Dimpe backpedalled, the color draining from his fat face. Before Mel could ask again, he fled through the curtained doorway.

Mel turned to Azrael, and stared into her eyes. "Where is she?" he repeated in the same tone.

Azrael looked indignant. "Do not try to coerce an angel, 'man.'" A shadow fell over the room, and the angel seemed to loom over Mel as if she were a giant. The chill of death touched Mel's heart, but he had already beaten that once. He pulled together all the gumption that had gotten him this far, and channeled it through that strange feeling of whatever it was he was supposed to be. He was roaring it now, "WHERE IS SHE? WHERE IS SHE?"

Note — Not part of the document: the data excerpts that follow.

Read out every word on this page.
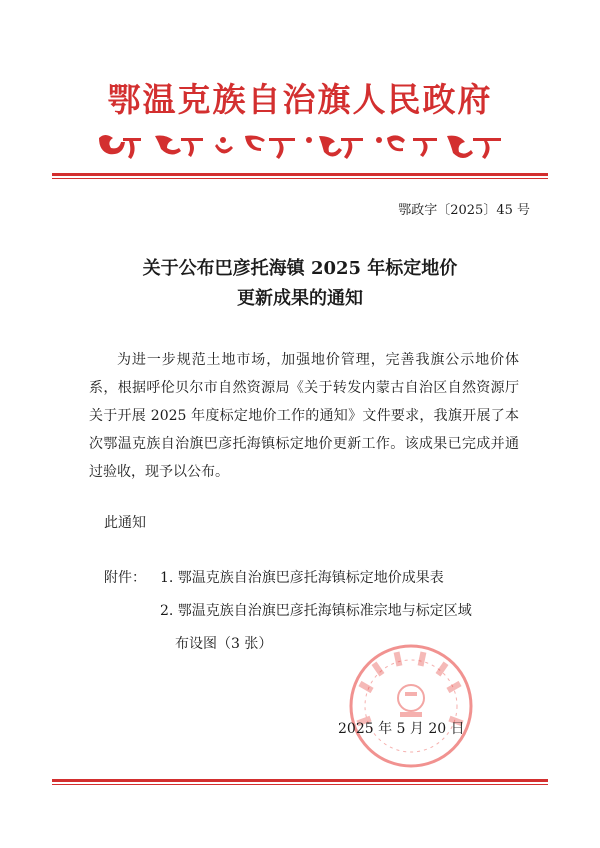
鄂温克族自治旗人民政府
鄂政字〔2025〕45 号
关于公布巴彦托海镇 2025 年标定地价
更新成果的通知
为进一步规范土地市场，加强地价管理，完善我旗公示地价体系，根据呼伦贝尔市自然资源局《关于转发内蒙古自治区自然资源厅关于开展 2025 年度标定地价工作的通知》文件要求，我旗开展了本次鄂温克族自治旗巴彦托海镇标定地价更新工作。该成果已完成并通过验收，现予以公布。
此通知
附件： 1. 鄂温克族自治旗巴彦托海镇标定地价成果表
2. 鄂温克族自治旗巴彦托海镇标准宗地与标定区域
布设图（3 张）
2025 年 5 月 20 日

Azrael shrank, the room was bright again, and her little head light winked out.

The angel gasped. Without realizing it, Mel had picked her up by the apron. Mel set her down, and she exhaled loudly before responding in a quiet voice.

"The next island in the archipelago is called Perng Lai. The Immortals live there, and they are wiser in the ways of the cosmos than most, though they rarely take action. When you arrived, she was determined to reach Perng Lai and enlist their Master in service to the Messiah. There will be bloodshed, because the Immortals dislike her, and she is in a rage."

Mel reached out and touched Azrael on the cheek. "Take it easy." He hadn't intended for it to be a blessing, but it shot through her like lightning, and she dropped to the floor in blissful sleep.

Now, to find Anne. He had to get to the island of the Immortals, and to do that he needed to find someone who knew the turf. That meant Dimpe.

Mel pulled aside the black curtain in search of the man who had made the whole journey possible. He was there in the corridor, ill concealed in the shadow of a pillar. He ceased his terrified mumbling when he saw Mel silhouetted in the doorway.

"Sorry about the alien ass-kicking, Dimpe. Now – how do we get to Perng Lai?"